Other researchers are leveraging different physical properties of DNA to encode information. Olgica Milenkovic’s group at the University of Illinois isn’t manufacturing huge amounts of synthetic DNA, but rather making small cuts in naturally-occurring bacterial DNA. These changes can be counted, which makes them essentially addition and subtraction operators—one of the building blocks for programming languages like Java.
And DNA isn’t the only molecule Darpa is interested in. Brenda Rubenstein is a theoretical chemist at Brown, where she’s worked on quantum computing—encoding bits of information as either atoms, ions, photons, or electrons. But now she’s extending that idea to organic compounds, specifically ones that have multiple places to attach R-groups—the variable parts of molecules, that lend them different physical and chemical properties. Running different reactions modifies those R-groups in predictable ways, which makes them good for computing basic linear algebra equations, says Rubenstein. “They have so many properties, there’s an incredible capacity for storing and processing information,” she says. “I think small molecules are almost an obvious choice for broadening the scope of computing.”

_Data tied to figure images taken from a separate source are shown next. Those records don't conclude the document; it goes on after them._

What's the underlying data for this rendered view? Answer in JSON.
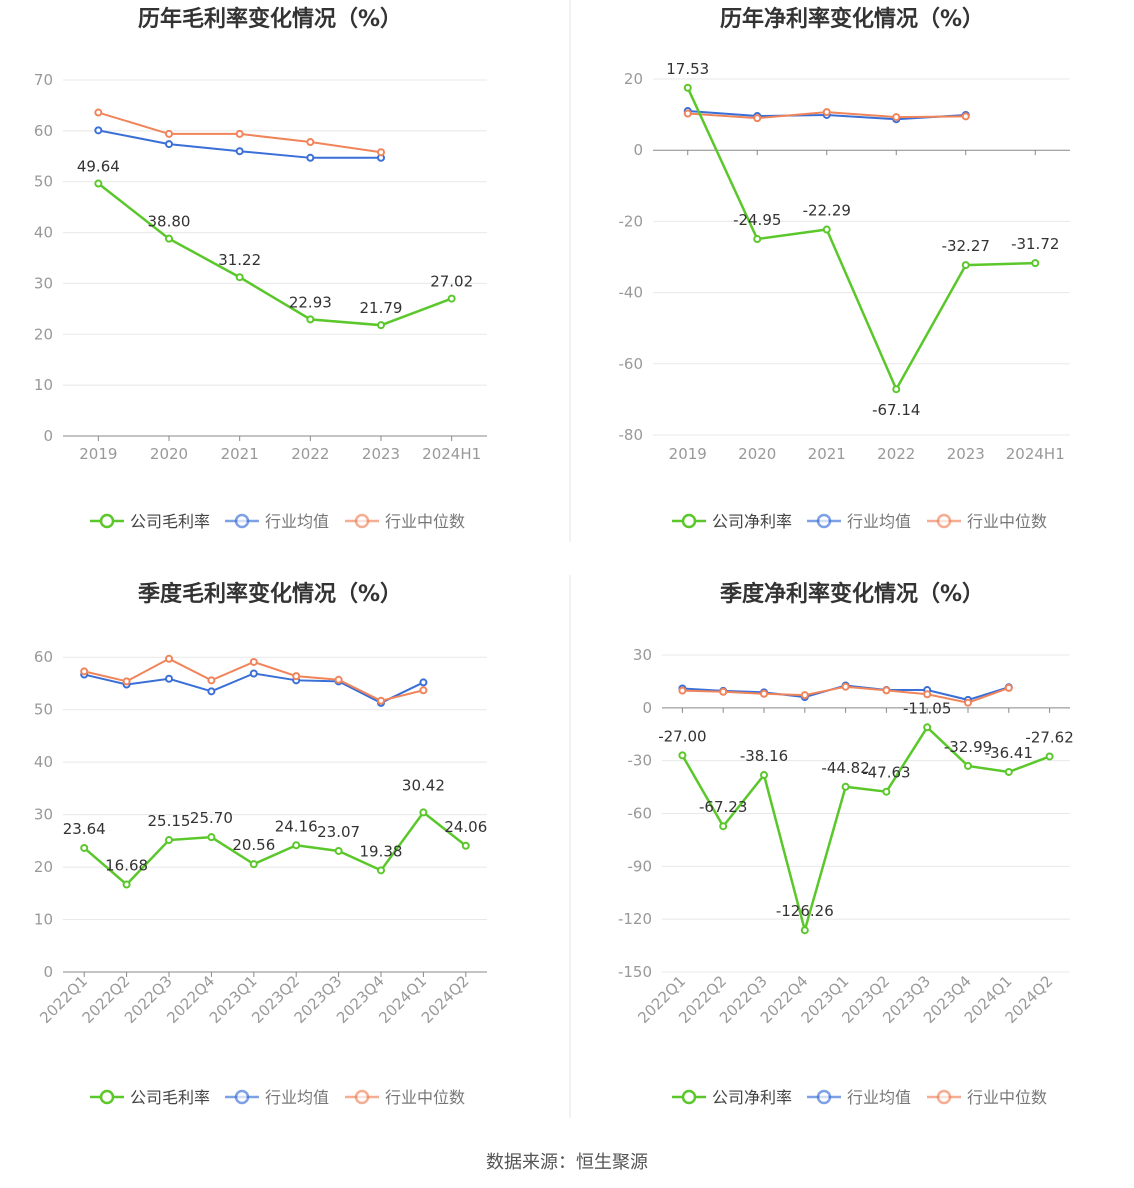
{
  "source": "数据来源：恒生聚源",
  "colors": {
    "company": "#5ac72a",
    "avg": "#3a6fd8",
    "median": "#f0845a"
  },
  "chart_data": [
    {
      "type": "line",
      "title": "历年毛利率变化情况（%）",
      "categories": [
        "2019",
        "2020",
        "2021",
        "2022",
        "2023",
        "2024H1"
      ],
      "ylim": [
        0,
        70
      ],
      "yticks": [
        0,
        10,
        20,
        30,
        40,
        50,
        60,
        70
      ],
      "legend": [
        "公司毛利率",
        "行业均值",
        "行业中位数"
      ],
      "series": [
        {
          "name": "公司毛利率",
          "values": [
            49.64,
            38.8,
            31.22,
            22.93,
            21.79,
            27.02
          ],
          "labels": [
            "49.64",
            "38.80",
            "31.22",
            "22.93",
            "21.79",
            "27.02"
          ]
        },
        {
          "name": "行业均值",
          "values": [
            60.1,
            57.4,
            56.0,
            54.7,
            54.7,
            null
          ]
        },
        {
          "name": "行业中位数",
          "values": [
            63.6,
            59.4,
            59.4,
            57.8,
            55.8,
            null
          ]
        }
      ]
    },
    {
      "type": "line",
      "title": "历年净利率变化情况（%）",
      "categories": [
        "2019",
        "2020",
        "2021",
        "2022",
        "2023",
        "2024H1"
      ],
      "ylim": [
        -80,
        20
      ],
      "yticks": [
        -80,
        -60,
        -40,
        -20,
        0,
        20
      ],
      "legend": [
        "公司净利率",
        "行业均值",
        "行业中位数"
      ],
      "series": [
        {
          "name": "公司净利率",
          "values": [
            17.53,
            -24.95,
            -22.29,
            -67.14,
            -32.27,
            -31.72
          ],
          "labels": [
            "17.53",
            "-24.95",
            "-22.29",
            "-67.14",
            "-32.27",
            "-31.72"
          ]
        },
        {
          "name": "行业均值",
          "values": [
            11.0,
            9.6,
            9.9,
            8.7,
            9.9,
            null
          ]
        },
        {
          "name": "行业中位数",
          "values": [
            10.3,
            9.0,
            10.7,
            9.3,
            9.5,
            null
          ]
        }
      ]
    },
    {
      "type": "line",
      "title": "季度毛利率变化情况（%）",
      "categories": [
        "2022Q1",
        "2022Q2",
        "2022Q3",
        "2022Q4",
        "2023Q1",
        "2023Q2",
        "2023Q3",
        "2023Q4",
        "2024Q1",
        "2024Q2"
      ],
      "ylim": [
        0,
        65
      ],
      "yticks": [
        0,
        10,
        20,
        30,
        40,
        50,
        60
      ],
      "legend": [
        "公司毛利率",
        "行业均值",
        "行业中位数"
      ],
      "series": [
        {
          "name": "公司毛利率",
          "values": [
            23.64,
            16.68,
            25.15,
            25.7,
            20.56,
            24.16,
            23.07,
            19.38,
            30.42,
            24.06
          ],
          "labels": [
            "23.64",
            "16.68",
            "25.15",
            "25.70",
            "20.56",
            "24.16",
            "23.07",
            "19.38",
            "30.42",
            "24.06"
          ]
        },
        {
          "name": "行业均值",
          "values": [
            56.7,
            54.8,
            55.9,
            53.5,
            56.9,
            55.6,
            55.4,
            51.3,
            55.2,
            null
          ]
        },
        {
          "name": "行业中位数",
          "values": [
            57.3,
            55.4,
            59.7,
            55.6,
            59.1,
            56.4,
            55.7,
            51.7,
            53.7,
            null
          ]
        }
      ]
    },
    {
      "type": "line",
      "title": "季度净利率变化情况（%）",
      "categories": [
        "2022Q1",
        "2022Q2",
        "2022Q3",
        "2022Q4",
        "2023Q1",
        "2023Q2",
        "2023Q3",
        "2023Q4",
        "2024Q1",
        "2024Q2"
      ],
      "ylim": [
        -150,
        30
      ],
      "yticks": [
        -150,
        -120,
        -90,
        -60,
        -30,
        0,
        30
      ],
      "legend": [
        "公司净利率",
        "行业均值",
        "行业中位数"
      ],
      "series": [
        {
          "name": "公司净利率",
          "values": [
            -27.0,
            -67.23,
            -38.16,
            -126.26,
            -44.82,
            -47.63,
            -11.05,
            -32.99,
            -36.41,
            -27.62
          ],
          "labels": [
            "-27.00",
            "-67.23",
            "-38.16",
            "-126.26",
            "-44.82",
            "-47.63",
            "-11.05",
            "-32.99",
            "-36.41",
            "-27.62"
          ]
        },
        {
          "name": "行业均值",
          "values": [
            11.0,
            9.6,
            8.8,
            6.1,
            12.7,
            10.1,
            10.1,
            4.5,
            11.7,
            null
          ]
        },
        {
          "name": "行业中位数",
          "values": [
            9.8,
            9.1,
            8.0,
            7.2,
            12.0,
            9.9,
            7.7,
            2.9,
            11.3,
            null
          ]
        }
      ]
    }
  ]
}
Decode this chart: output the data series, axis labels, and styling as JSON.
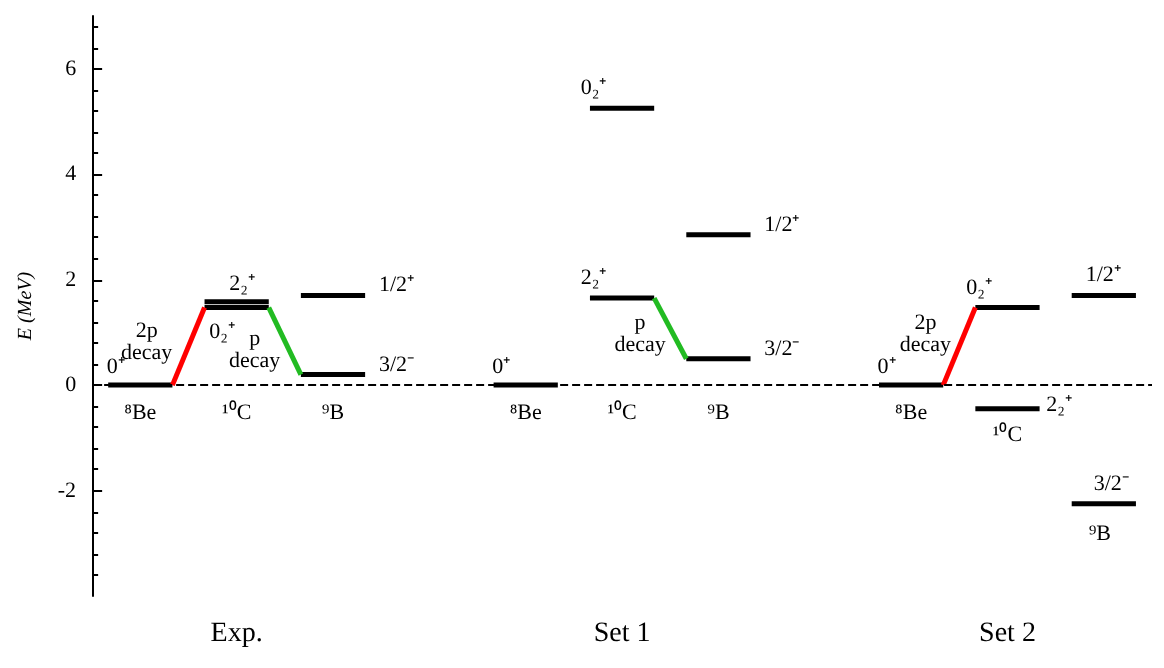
{
  "chart_data": {
    "type": "line",
    "ylabel": "E (MeV)",
    "categories": [
      null,
      null,
      null,
      null,
      "Exp.",
      null,
      null,
      null,
      null,
      null,
      null,
      null,
      null,
      null,
      null,
      null,
      "Set 1",
      null,
      null,
      null,
      null,
      null,
      null,
      null,
      null,
      null,
      null,
      null,
      "Set 2",
      null,
      null,
      null,
      null
    ],
    "ylim": [
      -4,
      7
    ],
    "yticks": [
      -2,
      0,
      2,
      4,
      6
    ],
    "marker": "none",
    "line_style": "solid",
    "grid": false,
    "series": [
      {
        "color": "#000000",
        "values": [
          0,
          0,
          0,
          null,
          null,
          null,
          null,
          null,
          null,
          null,
          null,
          null,
          null,
          null,
          null,
          null,
          null,
          null,
          null,
          null,
          null,
          null,
          null,
          null,
          null,
          null,
          null,
          null,
          null,
          null,
          null,
          null,
          null
        ]
      },
      {
        "color": "#000000",
        "values": [
          null,
          null,
          null,
          1.58,
          1.58,
          1.58,
          null,
          null,
          null,
          null,
          null,
          null,
          null,
          null,
          null,
          null,
          null,
          null,
          null,
          null,
          null,
          null,
          null,
          null,
          null,
          null,
          null,
          null,
          null,
          null,
          null,
          null,
          null
        ]
      },
      {
        "color": "#000000",
        "values": [
          null,
          null,
          null,
          1.47,
          1.47,
          1.47,
          null,
          null,
          null,
          null,
          null,
          null,
          null,
          null,
          null,
          null,
          null,
          null,
          null,
          null,
          null,
          null,
          null,
          null,
          null,
          null,
          null,
          null,
          null,
          null,
          null,
          null,
          null
        ]
      },
      {
        "color": "#000000",
        "values": [
          null,
          null,
          null,
          null,
          null,
          null,
          0.2,
          0.2,
          0.2,
          null,
          null,
          null,
          null,
          null,
          null,
          null,
          null,
          null,
          null,
          null,
          null,
          null,
          null,
          null,
          null,
          null,
          null,
          null,
          null,
          null,
          null,
          null,
          null
        ]
      },
      {
        "color": "#000000",
        "values": [
          null,
          null,
          null,
          null,
          null,
          null,
          1.7,
          1.7,
          1.7,
          null,
          null,
          null,
          null,
          null,
          null,
          null,
          null,
          null,
          null,
          null,
          null,
          null,
          null,
          null,
          null,
          null,
          null,
          null,
          null,
          null,
          null,
          null,
          null
        ]
      },
      {
        "color": "#ff0000",
        "values": [
          null,
          null,
          0,
          1.47,
          null,
          null,
          null,
          null,
          null,
          null,
          null,
          null,
          null,
          null,
          null,
          null,
          null,
          null,
          null,
          null,
          null,
          null,
          null,
          null,
          null,
          null,
          null,
          null,
          null,
          null,
          null,
          null,
          null
        ]
      },
      {
        "color": "#22bb22",
        "values": [
          null,
          null,
          null,
          null,
          null,
          1.47,
          0.2,
          null,
          null,
          null,
          null,
          null,
          null,
          null,
          null,
          null,
          null,
          null,
          null,
          null,
          null,
          null,
          null,
          null,
          null,
          null,
          null,
          null,
          null,
          null,
          null,
          null,
          null
        ]
      },
      {
        "color": "#000000",
        "values": [
          null,
          null,
          null,
          null,
          null,
          null,
          null,
          null,
          null,
          null,
          null,
          null,
          0,
          0,
          0,
          null,
          null,
          null,
          null,
          null,
          null,
          null,
          null,
          null,
          null,
          null,
          null,
          null,
          null,
          null,
          null,
          null,
          null
        ]
      },
      {
        "color": "#000000",
        "values": [
          null,
          null,
          null,
          null,
          null,
          null,
          null,
          null,
          null,
          null,
          null,
          null,
          null,
          null,
          null,
          5.25,
          5.25,
          5.25,
          null,
          null,
          null,
          null,
          null,
          null,
          null,
          null,
          null,
          null,
          null,
          null,
          null,
          null,
          null
        ]
      },
      {
        "color": "#000000",
        "values": [
          null,
          null,
          null,
          null,
          null,
          null,
          null,
          null,
          null,
          null,
          null,
          null,
          null,
          null,
          null,
          1.65,
          1.65,
          1.65,
          null,
          null,
          null,
          null,
          null,
          null,
          null,
          null,
          null,
          null,
          null,
          null,
          null,
          null,
          null
        ]
      },
      {
        "color": "#000000",
        "values": [
          null,
          null,
          null,
          null,
          null,
          null,
          null,
          null,
          null,
          null,
          null,
          null,
          null,
          null,
          null,
          null,
          null,
          null,
          2.85,
          2.85,
          2.85,
          null,
          null,
          null,
          null,
          null,
          null,
          null,
          null,
          null,
          null,
          null,
          null
        ]
      },
      {
        "color": "#000000",
        "values": [
          null,
          null,
          null,
          null,
          null,
          null,
          null,
          null,
          null,
          null,
          null,
          null,
          null,
          null,
          null,
          null,
          null,
          null,
          0.5,
          0.5,
          0.5,
          null,
          null,
          null,
          null,
          null,
          null,
          null,
          null,
          null,
          null,
          null,
          null
        ]
      },
      {
        "color": "#22bb22",
        "values": [
          null,
          null,
          null,
          null,
          null,
          null,
          null,
          null,
          null,
          null,
          null,
          null,
          null,
          null,
          null,
          null,
          null,
          1.65,
          0.5,
          null,
          null,
          null,
          null,
          null,
          null,
          null,
          null,
          null,
          null,
          null,
          null,
          null,
          null
        ]
      },
      {
        "color": "#000000",
        "values": [
          null,
          null,
          null,
          null,
          null,
          null,
          null,
          null,
          null,
          null,
          null,
          null,
          null,
          null,
          null,
          null,
          null,
          null,
          null,
          null,
          null,
          null,
          null,
          null,
          0,
          0,
          0,
          null,
          null,
          null,
          null,
          null,
          null
        ]
      },
      {
        "color": "#000000",
        "values": [
          null,
          null,
          null,
          null,
          null,
          null,
          null,
          null,
          null,
          null,
          null,
          null,
          null,
          null,
          null,
          null,
          null,
          null,
          null,
          null,
          null,
          null,
          null,
          null,
          null,
          null,
          null,
          1.47,
          1.47,
          1.47,
          null,
          null,
          null
        ]
      },
      {
        "color": "#000000",
        "values": [
          null,
          null,
          null,
          null,
          null,
          null,
          null,
          null,
          null,
          null,
          null,
          null,
          null,
          null,
          null,
          null,
          null,
          null,
          null,
          null,
          null,
          null,
          null,
          null,
          null,
          null,
          null,
          -0.45,
          -0.45,
          -0.45,
          null,
          null,
          null
        ]
      },
      {
        "color": "#000000",
        "values": [
          null,
          null,
          null,
          null,
          null,
          null,
          null,
          null,
          null,
          null,
          null,
          null,
          null,
          null,
          null,
          null,
          null,
          null,
          null,
          null,
          null,
          null,
          null,
          null,
          null,
          null,
          null,
          null,
          null,
          null,
          1.7,
          1.7,
          1.7
        ]
      },
      {
        "color": "#000000",
        "values": [
          null,
          null,
          null,
          null,
          null,
          null,
          null,
          null,
          null,
          null,
          null,
          null,
          null,
          null,
          null,
          null,
          null,
          null,
          null,
          null,
          null,
          null,
          null,
          null,
          null,
          null,
          null,
          null,
          null,
          null,
          -2.25,
          -2.25,
          -2.25
        ]
      },
      {
        "color": "#ff0000",
        "values": [
          null,
          null,
          null,
          null,
          null,
          null,
          null,
          null,
          null,
          null,
          null,
          null,
          null,
          null,
          null,
          null,
          null,
          null,
          null,
          null,
          null,
          null,
          null,
          null,
          null,
          null,
          0,
          1.47,
          null,
          null,
          null,
          null,
          null
        ]
      }
    ],
    "ref_lines": [
      {
        "axis": "y",
        "value": 0,
        "color": "#000000",
        "line_style": "dashed"
      }
    ],
    "annotations": [
      "0⁺",
      "⁸Be",
      "2p\ndecay",
      "2₂⁺",
      "0₂⁺",
      "p\ndecay",
      "1/2⁺",
      "3/2⁻",
      "¹⁰C",
      "⁹B",
      "0⁺",
      "⁸Be",
      "0₂⁺",
      "1/2⁺",
      "2₂⁺",
      "p\ndecay",
      "3/2⁻",
      "¹⁰C",
      "⁹B",
      "0⁺",
      "⁸Be",
      "2p\ndecay",
      "0₂⁺",
      "2₂⁺",
      "¹⁰C",
      "1/2⁺",
      "3/2⁻",
      "⁹B"
    ]
  }
}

Molecules, like DNA, might prove to have some serious advantages over the in silico state of the art; they’ve got way denser storage potential, last way longer, and may even be able to process way more in parallel. But they’re not a silver bullet. DNA, like computer code, can still be hacked. And it’s hard to see how you’d get a soup of small molecule reactions crammed under the hood of your smartphone. But it’s fun to at least imagine that years from now the Department of Defense might be building underground bunkers, not for server farms, but for trays of microscopic glass beads; a nation’s secrets held in freeze-dried DNA.